As a nurse, Jean Hagerty Francis has accumulated over 40 years of memories associated with the Martha’s Vineyard Hospital. She remembers the early years in the 1960s when the hospital was a small but essential part of the Island community. It was a cottage hospital then and is a much bigger place now, with a new $50 million building under construction.

Mrs. Francis, who retired last month, began working at the hospital in 1964 at the age of 21.

“The hospital was gorgeous,” she said recently, sitting in a lawn chair in dappled shade at the Field Gallery in West Tisbury.

“The rooms were wooden with real furniture. You could open the window and you would get an ocean breeze, a Lagoon Pond breeze,” she said. “The Island was smaller then.”

In those days it was proper for a nurse to stand when a doctor entered the room. There was no emergency room at the hospital. “The physicians were called in from home rarely. That didn’t happen very often,” she said.

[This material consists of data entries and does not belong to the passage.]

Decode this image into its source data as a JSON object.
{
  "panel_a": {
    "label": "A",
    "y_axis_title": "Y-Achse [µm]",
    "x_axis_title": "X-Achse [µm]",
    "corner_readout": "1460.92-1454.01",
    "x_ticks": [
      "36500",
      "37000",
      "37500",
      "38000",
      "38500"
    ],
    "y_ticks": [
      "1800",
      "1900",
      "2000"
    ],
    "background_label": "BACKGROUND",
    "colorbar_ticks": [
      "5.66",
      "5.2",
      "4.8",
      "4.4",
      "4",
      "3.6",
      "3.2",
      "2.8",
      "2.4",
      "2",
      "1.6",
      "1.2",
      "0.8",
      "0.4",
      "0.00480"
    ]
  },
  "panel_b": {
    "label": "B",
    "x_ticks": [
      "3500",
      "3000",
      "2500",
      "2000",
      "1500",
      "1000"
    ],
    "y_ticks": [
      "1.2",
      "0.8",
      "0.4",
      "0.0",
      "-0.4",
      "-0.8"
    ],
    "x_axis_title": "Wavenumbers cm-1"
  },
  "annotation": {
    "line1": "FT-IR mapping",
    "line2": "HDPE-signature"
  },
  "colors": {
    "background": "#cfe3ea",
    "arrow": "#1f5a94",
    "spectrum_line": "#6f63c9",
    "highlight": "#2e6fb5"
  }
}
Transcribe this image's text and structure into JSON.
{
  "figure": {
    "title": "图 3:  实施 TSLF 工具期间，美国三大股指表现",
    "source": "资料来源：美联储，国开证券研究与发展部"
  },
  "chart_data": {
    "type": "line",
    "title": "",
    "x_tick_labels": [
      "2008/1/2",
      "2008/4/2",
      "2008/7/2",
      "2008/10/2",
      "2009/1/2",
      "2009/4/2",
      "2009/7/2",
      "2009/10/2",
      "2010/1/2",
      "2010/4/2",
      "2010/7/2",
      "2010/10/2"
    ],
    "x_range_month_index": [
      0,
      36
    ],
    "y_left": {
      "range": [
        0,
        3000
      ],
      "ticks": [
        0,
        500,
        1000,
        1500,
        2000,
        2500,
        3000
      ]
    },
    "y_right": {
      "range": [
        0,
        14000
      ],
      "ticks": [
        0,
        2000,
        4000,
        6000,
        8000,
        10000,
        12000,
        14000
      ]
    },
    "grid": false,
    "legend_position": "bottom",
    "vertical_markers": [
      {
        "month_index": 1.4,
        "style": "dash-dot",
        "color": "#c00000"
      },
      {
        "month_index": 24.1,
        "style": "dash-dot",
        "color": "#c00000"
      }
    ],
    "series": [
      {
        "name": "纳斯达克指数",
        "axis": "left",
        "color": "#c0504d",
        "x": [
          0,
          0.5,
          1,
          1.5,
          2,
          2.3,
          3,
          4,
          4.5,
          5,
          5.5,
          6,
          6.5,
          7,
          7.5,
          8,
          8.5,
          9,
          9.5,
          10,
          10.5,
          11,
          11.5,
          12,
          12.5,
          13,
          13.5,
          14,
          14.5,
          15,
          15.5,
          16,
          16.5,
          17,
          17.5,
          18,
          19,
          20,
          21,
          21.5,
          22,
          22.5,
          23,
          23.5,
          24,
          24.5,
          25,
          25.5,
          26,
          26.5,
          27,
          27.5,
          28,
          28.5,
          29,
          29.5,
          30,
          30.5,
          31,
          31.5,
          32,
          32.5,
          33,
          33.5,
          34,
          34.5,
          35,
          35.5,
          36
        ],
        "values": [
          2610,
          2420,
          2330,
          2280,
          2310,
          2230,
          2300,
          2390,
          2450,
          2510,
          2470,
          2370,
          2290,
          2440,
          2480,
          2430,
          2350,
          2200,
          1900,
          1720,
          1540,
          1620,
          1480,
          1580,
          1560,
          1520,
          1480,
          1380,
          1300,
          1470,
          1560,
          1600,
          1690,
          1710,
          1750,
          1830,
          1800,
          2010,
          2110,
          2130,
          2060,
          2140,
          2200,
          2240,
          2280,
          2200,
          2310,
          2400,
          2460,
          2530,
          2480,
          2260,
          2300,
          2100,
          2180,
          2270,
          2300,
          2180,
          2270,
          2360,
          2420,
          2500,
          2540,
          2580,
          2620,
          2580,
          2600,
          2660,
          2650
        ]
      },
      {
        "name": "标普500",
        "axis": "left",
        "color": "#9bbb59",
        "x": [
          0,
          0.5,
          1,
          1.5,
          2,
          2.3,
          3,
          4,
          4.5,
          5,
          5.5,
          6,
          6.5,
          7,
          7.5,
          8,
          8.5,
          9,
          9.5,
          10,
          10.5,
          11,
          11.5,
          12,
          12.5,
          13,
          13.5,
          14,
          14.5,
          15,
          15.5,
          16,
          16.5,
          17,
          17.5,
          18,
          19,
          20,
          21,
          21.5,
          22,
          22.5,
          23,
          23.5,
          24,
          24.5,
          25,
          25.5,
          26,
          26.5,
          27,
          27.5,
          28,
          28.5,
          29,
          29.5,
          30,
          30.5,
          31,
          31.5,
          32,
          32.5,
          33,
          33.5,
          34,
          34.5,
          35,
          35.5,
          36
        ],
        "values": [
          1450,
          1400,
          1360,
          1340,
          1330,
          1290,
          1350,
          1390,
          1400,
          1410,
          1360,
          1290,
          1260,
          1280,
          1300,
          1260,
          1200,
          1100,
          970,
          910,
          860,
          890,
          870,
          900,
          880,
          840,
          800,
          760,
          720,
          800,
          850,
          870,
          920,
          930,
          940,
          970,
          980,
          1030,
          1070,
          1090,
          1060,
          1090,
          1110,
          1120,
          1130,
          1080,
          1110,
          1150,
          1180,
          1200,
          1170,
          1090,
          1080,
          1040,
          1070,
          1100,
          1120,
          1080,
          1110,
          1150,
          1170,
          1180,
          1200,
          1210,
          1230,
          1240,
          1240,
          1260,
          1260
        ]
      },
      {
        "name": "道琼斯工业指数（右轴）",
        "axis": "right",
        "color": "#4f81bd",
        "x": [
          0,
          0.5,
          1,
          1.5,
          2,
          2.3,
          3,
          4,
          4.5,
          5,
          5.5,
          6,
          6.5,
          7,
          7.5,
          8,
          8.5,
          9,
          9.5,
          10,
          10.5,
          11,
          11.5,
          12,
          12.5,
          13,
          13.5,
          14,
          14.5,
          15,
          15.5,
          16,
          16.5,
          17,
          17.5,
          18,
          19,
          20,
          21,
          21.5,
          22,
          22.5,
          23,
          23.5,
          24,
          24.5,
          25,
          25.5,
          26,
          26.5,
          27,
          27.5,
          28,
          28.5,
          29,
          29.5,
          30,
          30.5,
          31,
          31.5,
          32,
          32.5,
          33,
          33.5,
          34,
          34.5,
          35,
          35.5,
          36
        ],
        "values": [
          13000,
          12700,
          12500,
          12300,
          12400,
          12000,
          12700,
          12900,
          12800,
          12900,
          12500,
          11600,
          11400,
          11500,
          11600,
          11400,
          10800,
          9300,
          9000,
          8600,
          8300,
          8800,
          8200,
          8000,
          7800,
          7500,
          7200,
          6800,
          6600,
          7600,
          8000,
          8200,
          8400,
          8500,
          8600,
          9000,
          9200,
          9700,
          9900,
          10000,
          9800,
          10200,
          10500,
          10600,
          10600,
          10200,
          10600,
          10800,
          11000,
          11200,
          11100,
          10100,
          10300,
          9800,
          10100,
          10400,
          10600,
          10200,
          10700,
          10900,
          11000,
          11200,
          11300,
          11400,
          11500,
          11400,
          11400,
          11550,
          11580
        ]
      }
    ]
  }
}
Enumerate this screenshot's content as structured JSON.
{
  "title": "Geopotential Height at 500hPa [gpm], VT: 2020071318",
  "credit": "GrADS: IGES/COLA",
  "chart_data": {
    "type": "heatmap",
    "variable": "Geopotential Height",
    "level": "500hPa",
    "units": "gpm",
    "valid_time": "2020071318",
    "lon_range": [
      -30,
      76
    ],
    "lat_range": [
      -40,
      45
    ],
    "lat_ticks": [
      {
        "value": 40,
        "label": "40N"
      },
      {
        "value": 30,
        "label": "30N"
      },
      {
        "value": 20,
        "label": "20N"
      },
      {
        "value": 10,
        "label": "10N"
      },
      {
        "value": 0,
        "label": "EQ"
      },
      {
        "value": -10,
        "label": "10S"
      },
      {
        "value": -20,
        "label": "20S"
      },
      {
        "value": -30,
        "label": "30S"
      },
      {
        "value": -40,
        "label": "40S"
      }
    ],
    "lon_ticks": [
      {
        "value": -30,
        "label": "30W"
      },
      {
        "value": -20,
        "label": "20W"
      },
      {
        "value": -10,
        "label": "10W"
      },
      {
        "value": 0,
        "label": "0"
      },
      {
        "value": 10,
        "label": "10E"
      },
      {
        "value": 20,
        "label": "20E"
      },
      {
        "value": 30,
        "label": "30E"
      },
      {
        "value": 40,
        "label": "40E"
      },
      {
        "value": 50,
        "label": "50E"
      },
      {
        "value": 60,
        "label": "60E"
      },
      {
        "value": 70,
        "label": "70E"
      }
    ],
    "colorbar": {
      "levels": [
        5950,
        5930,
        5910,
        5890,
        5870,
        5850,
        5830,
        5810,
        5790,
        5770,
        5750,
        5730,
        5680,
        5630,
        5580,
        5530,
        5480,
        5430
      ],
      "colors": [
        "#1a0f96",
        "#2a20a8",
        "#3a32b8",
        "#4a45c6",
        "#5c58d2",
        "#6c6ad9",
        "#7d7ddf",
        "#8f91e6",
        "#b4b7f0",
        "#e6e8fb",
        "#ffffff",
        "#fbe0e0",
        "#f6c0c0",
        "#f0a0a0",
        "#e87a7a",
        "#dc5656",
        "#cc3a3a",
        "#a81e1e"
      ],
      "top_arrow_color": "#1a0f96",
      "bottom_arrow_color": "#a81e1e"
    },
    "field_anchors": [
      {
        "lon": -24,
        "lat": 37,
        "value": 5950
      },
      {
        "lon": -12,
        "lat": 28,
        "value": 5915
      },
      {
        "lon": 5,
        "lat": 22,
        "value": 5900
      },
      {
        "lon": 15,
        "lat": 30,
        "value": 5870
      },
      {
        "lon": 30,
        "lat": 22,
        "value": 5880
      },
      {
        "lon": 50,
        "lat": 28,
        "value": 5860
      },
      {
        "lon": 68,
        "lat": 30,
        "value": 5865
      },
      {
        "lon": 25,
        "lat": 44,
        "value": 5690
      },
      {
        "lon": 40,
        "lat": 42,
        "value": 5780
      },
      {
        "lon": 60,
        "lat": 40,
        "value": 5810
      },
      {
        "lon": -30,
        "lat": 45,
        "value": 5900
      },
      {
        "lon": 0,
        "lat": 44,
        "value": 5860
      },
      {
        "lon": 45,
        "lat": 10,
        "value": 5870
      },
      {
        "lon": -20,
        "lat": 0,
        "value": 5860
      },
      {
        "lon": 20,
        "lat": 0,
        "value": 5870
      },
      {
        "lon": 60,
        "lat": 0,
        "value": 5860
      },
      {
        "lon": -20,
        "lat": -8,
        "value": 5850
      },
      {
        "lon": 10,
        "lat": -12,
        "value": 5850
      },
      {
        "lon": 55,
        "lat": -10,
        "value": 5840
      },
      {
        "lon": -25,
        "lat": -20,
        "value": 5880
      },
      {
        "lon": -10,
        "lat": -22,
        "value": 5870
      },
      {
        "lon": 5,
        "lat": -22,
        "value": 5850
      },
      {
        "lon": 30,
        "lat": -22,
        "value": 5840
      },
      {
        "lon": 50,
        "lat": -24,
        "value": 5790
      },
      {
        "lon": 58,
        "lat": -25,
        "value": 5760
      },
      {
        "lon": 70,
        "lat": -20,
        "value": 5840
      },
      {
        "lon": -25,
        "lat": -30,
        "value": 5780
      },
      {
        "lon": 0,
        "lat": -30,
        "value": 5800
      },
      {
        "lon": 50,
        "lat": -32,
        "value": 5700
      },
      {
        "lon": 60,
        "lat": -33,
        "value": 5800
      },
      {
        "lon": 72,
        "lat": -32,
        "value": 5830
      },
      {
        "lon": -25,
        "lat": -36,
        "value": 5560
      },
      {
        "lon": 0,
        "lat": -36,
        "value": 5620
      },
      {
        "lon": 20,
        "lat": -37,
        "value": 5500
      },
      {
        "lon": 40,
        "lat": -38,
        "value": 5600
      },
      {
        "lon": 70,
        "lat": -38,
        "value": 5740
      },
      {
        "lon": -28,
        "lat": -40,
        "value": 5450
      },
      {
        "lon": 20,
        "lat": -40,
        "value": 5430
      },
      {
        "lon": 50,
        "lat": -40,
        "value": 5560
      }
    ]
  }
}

“There was one person in medical records, one person that did the whole business office. There was no switchboard operator. The phone rang directly in the nurse’s station. There was no plastic. Everything was glass and stainless steel. There was nothing disposable.”

How things have changed.

Mrs. Francis took a break from working at the hospital from 1966 to 1970, when she did some private duty work and had her three children. She and her husband will celebrate their 44th wedding anniversary next Friday.

Mrs. Francis worked in the dialysis unit at the hospital for 22 years. “It is a small unit so I got to see a lot of families,” she said.

She said many of the patients she met through her work have become longtime friends. “You get to know them intimately,” she said, adding: “I was impressed by the level of caring that goes on within families.” She continued:

“In nursing school they told us what you needed to be a good nurse: a good sense of humor and a scar. You had to know some pain.”

And Mrs. Francis has had her pain. She was 25 when her 21-year-old brother William T. Hagerty was killed in Viet Nam. “I was the oldest. He was the second oldest,” she said. She also lost her sister Janet seven years ago.

The loss of her brother had an impact on her. “You appreciate people. I look for him in other people,” she said, adding: “It makes you more sensitive to the pain of others.”

Last Sunday friends and colleagues hosted a party for Mrs. Francis at the home of Susan Bettencourt in Edgartown. “I didn’t want a party,” she said.

Mrs. Francis and her husband Kenneth’s story will now continue beyond the shores of the Vineyard. They are moving to Virginia to be closer to the families of two of her children: Karin Cassidy and son Kenneth J. Jr. They will make their new home in Fredericksburg, Va.

“I have nine grandchildren and one great-grandchild. My son Bill lives in Rehoboth,” she said.

Her days of nursing are not over; she said she has filed an application for a license in Virginia.

And she takes with her fond memories of the Vineyard, friends and the growing Martha’s Vineyard Hospital. “I liked being a nurse. It has been a great experience,” she said.